In the meantime an underpowered Australian Test team was being steadily overwhelmed by Mike Brearley's England, with a disastrous impact on the official exchequer. The establishment's defiant rhetoric had tended to obscure how poorly equipped it was to deal with a rival cricket promoter. It had only one source of sizeable revenue (Test cricket), from which to fund a set of cost centres (first-class, club and junior cricket); sponsorship and broadcasting monies were as yet paltry. That source of revenue, furthermore, had been predicated on a monopoly market position, which no longer pertained.

Packer, meanwhile, enjoyed the advantages of vertical integration. He was paying his cricketers big bucks - or, at least, bigger bucks than they had been accustomed to. But he obtained for his bucks the additional bang of lots of popular, cheap, long-duration television for his summer schedules. And unlike the ACB, with its obligation to be all things to all fans, Packer had no need to stage matches outside the big markets of the eastern seaboard if he did not feel like it; in its second season, WSC did not visit Adelaide or Perth.

It could not go on. As Graham Yallop's callow XI succumbed in the sixth Test at the SCG, a lone voice was heard calling from the Hill: "Change the channel!" Which is what the ACB proceeded to do. From February through March 1979, WSC and the ACB worked toward a rapprochement under which Channel 9 obtained the broadcasting rights it had sought from the beginning. And they all lived happily ever after. Or so the story goes.

WSC's historical impact has been in dispute for most of the last quarter-century. Some have maligned it as the end for cricket as we knew it. Others have celebrated it as the beginning of cricket as we know it. For certain, cricket has never evolved so far so fast. Changes were wrought to the game's institutional structures in two years that might have taken 10 or more. The one-day international was popularised and the tri-cornered tournament made a feature of every subsequent Australian summer - a fashion that spread first through Asia, then to England.

Night cricket, coloured clothing and drop-in pitches were pioneered. Ditto helmets, which spread like mushrooms after rain when David Hookes had his jaw broken by Andy Roberts in December 1977. Administrators came to recognise television rights as an important revenue source. Cricketers became more cognisant of their market value. Broadcasters awoke to sport as popular mass entertainment, cheaper at that stage than just about everything except the evening weather. Television, too, ceased merely to be the game's silent witness. One of the features of Channel 9's coverage was the narrative it imposed on the play, drawing attention to this and that, laying out the issues of the day even as it monitored the events. Watch how necks crane to study the big screen replay when something happens at a big cricket arena today - making up for the wavering attention on the play itself - and you realise how the style of coverage conceived by Packer's lieutenant David Hill has both enriched and impoverished our understanding of the game.
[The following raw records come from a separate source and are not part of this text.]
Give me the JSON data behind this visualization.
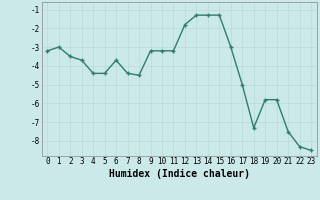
{
  "xlabel": "Humidex (Indice chaleur)",
  "x_values": [
    0,
    1,
    2,
    3,
    4,
    5,
    6,
    7,
    8,
    9,
    10,
    11,
    12,
    13,
    14,
    15,
    16,
    17,
    18,
    19,
    20,
    21,
    22,
    23
  ],
  "y_values": [
    -3.2,
    -3.0,
    -3.5,
    -3.7,
    -4.4,
    -4.4,
    -3.7,
    -4.4,
    -4.5,
    -3.2,
    -3.2,
    -3.2,
    -1.8,
    -1.3,
    -1.3,
    -1.3,
    -3.0,
    -5.0,
    -7.3,
    -5.8,
    -5.8,
    -7.5,
    -8.3,
    -8.5
  ],
  "line_color": "#2e7d6e",
  "marker": "+",
  "marker_size": 3.5,
  "marker_lw": 1.0,
  "background_color": "#cce9e9",
  "grid_color": "#b8d8d8",
  "ylim": [
    -8.8,
    -0.6
  ],
  "xlim": [
    -0.5,
    23.5
  ],
  "yticks": [
    -8,
    -7,
    -6,
    -5,
    -4,
    -3,
    -2,
    -1
  ],
  "xticks": [
    0,
    1,
    2,
    3,
    4,
    5,
    6,
    7,
    8,
    9,
    10,
    11,
    12,
    13,
    14,
    15,
    16,
    17,
    18,
    19,
    20,
    21,
    22,
    23
  ],
  "tick_fontsize": 5.5,
  "xlabel_fontsize": 7.0,
  "line_width": 1.0
}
Over the last couple of years, in fact, it has become harder to raise more than two cheers for WSC. The fact is that the animal spirits of the market, once liberated, were irrepressible; cricket's steady commodification began. As Dr Greg Manning has written, Packer paid $12 million "not to buy the cricket but to turn the cricket into something he could buy. The real meaning of his victory was that the game would never again be beyond price."
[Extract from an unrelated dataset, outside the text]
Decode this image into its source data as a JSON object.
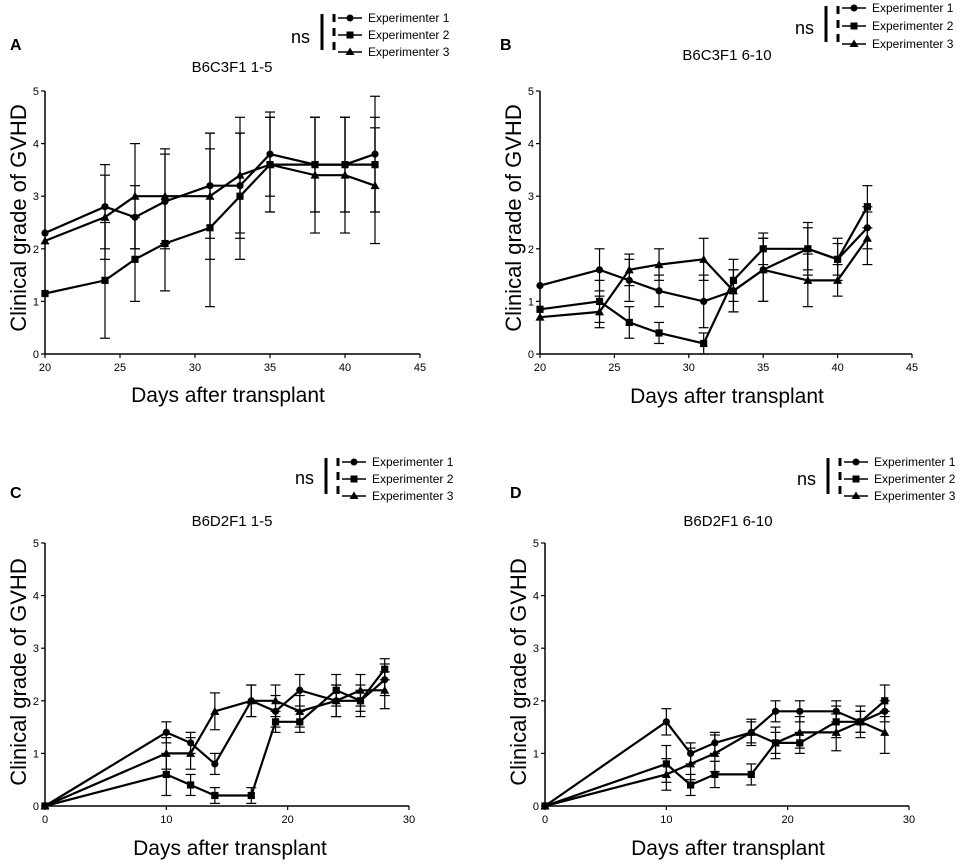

Because professionalism was launched so rapidly, it has ramified in ways quite unforeseen 25 years ago. What happens, for example, if the highest bidder for your services should turn out to be the agent of an abhorrent regime? By promulgating the idea that a professional cricketer "needs to make his living as much as any man" - as Justice Slade put it in his landmark High Court judgement in favour of the Packer organisation in October 1977 - WSC set the scene for a decade of steadily shabbier rebel tours to South Africa. What happens, too, if the highest bidder for your services should turn out to be a bookmaker? Then the only obstacle to your complicity is conscience - not a quality that has abounded in recent times. We live today, to use the famous Chinese curse, in interesting times. WSC helped make them so.